When Arkham patients want to be scared, they have Joker tell a story. And he did. He told us about how he'd crashed a Wayne party, which everybody already knew about. And then he told us something nobody knew about except for us; he told us about how he'd kidnapped some woman at that party, some stupid bitch that had accidentally smeared her lipstick or something and made a Joker smile. He told us that he'd kidnapped her and tortured the shit out of her back at his sooper-sekrit-hideout-base. And I'm not talking the 'Lololol im gunna keel u' mind torture. He explained, very intricately, how he'd completely wrecked this chick. He'd shoved toothpicks under her fingernails, and pulled out her teeth with pliers, and gouged out an eye, and shoved knives in places...oh god I can't even imagine...places where they shouldn't ever, ever go.

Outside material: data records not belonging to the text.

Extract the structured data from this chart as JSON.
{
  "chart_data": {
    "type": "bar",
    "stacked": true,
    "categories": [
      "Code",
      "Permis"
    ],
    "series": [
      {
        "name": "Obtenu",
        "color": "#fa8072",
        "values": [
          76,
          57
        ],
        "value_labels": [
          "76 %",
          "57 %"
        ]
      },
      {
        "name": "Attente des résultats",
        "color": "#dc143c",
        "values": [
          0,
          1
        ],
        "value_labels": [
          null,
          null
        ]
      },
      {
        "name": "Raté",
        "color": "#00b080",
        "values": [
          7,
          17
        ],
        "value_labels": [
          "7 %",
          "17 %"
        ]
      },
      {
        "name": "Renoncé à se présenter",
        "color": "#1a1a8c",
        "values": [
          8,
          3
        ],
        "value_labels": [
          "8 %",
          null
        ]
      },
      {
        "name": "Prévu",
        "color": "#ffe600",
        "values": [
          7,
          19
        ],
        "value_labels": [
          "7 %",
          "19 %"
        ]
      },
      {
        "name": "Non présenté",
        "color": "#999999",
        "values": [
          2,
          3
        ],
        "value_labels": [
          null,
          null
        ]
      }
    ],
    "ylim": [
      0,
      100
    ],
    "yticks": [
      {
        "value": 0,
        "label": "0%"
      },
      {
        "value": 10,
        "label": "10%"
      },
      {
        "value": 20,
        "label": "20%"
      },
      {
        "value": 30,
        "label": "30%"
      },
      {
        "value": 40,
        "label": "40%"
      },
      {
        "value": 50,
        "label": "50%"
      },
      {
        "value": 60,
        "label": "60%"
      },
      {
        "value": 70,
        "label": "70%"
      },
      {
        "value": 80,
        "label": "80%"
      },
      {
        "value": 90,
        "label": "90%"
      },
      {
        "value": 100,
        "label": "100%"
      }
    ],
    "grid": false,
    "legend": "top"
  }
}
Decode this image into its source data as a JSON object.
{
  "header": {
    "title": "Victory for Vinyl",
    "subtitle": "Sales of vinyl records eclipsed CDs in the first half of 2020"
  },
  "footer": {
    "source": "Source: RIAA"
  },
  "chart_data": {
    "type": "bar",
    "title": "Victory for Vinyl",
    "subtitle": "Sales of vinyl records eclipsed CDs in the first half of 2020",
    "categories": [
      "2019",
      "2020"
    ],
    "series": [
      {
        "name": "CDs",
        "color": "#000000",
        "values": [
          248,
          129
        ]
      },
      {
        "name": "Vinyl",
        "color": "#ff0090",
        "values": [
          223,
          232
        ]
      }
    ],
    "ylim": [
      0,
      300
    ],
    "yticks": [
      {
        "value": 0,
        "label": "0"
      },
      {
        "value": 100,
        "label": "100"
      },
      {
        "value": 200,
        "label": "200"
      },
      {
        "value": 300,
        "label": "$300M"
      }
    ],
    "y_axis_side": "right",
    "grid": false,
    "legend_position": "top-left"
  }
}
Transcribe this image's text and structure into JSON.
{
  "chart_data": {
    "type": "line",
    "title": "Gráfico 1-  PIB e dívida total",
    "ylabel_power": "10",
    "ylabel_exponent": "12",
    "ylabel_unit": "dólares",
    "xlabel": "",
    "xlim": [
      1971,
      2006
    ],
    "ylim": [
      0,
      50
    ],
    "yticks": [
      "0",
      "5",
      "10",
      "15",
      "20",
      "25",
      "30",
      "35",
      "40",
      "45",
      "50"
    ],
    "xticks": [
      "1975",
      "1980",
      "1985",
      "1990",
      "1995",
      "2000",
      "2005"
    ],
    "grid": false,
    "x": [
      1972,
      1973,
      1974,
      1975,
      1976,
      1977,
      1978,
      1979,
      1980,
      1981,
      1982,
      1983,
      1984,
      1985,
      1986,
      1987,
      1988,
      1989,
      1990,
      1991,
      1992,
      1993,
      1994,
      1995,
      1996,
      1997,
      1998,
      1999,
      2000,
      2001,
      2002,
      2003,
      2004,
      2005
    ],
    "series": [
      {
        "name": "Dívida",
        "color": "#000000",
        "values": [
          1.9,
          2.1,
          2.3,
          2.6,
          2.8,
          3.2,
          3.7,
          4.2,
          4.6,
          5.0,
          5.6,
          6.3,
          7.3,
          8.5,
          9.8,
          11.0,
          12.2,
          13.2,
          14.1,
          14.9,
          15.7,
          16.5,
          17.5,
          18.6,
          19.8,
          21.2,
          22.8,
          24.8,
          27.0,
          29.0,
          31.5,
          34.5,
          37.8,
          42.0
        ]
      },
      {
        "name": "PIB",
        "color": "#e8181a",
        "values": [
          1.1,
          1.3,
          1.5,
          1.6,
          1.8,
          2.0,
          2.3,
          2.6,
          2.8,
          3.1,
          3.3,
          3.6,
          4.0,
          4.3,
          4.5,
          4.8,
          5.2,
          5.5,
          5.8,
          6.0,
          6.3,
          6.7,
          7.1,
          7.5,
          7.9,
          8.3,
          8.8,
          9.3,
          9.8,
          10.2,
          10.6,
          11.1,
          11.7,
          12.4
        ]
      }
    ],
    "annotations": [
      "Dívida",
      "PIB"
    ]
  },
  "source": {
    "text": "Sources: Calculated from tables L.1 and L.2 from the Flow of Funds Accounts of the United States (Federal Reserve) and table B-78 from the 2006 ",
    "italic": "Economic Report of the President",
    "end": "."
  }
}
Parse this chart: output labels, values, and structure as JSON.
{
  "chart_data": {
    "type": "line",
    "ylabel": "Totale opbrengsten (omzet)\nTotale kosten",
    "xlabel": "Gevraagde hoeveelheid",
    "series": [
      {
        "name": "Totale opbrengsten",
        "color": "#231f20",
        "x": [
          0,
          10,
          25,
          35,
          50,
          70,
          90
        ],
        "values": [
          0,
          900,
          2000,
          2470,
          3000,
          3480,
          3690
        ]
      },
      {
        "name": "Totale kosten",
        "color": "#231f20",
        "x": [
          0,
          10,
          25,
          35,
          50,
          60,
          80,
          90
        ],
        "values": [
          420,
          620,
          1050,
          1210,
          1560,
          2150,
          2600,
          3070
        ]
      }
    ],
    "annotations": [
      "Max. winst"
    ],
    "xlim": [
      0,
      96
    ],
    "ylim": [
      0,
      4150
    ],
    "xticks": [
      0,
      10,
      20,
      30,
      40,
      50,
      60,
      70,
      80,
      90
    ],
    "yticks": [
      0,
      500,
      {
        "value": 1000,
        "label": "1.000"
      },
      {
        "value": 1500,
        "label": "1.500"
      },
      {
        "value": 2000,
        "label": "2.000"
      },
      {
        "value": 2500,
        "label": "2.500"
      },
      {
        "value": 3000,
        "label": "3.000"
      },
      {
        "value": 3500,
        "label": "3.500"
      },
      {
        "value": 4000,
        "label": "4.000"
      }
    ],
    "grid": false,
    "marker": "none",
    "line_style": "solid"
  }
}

He went fucking Patrick Bateman on this poor girl. He literally used the adjective, "Kind of Patrick Bateman-y" in his story, and outlined some other tortures, which included glass, barbed wire, and a stapler. She eventually died, and he'd just filled her full of knives and a bomb and stuck her somewhere. And she'd taken out a building. When we, all suitably horrified/disgusted/disturbed asked, "Why?", do you know what he told us? He smiled, and he said, "Because I could."

This is why we do not fuck with the Joker. Ever. This is why we all play nice in his sandbox. Because he does this kind of shit because he can. Because Joker is what would happen if you turned Gotham City into a person.

Storytime ended. We got a radio to listen to, because the staff didn't want anyone listening to any more Joker stories either. 'Stuck in the Middle with You' came on and we reenacted the torture scene in Reservoir Dogs, because we could. 'Fly Like an Eagle' came on and we all just laughed, because this was the most miserable fucking place in the most miserable fucking mood to have that song play. We ended up singing to it.

I think I'm almost done here. If Mr. White was right, then I should have the rest of the day before I die. And I hope he's wrong.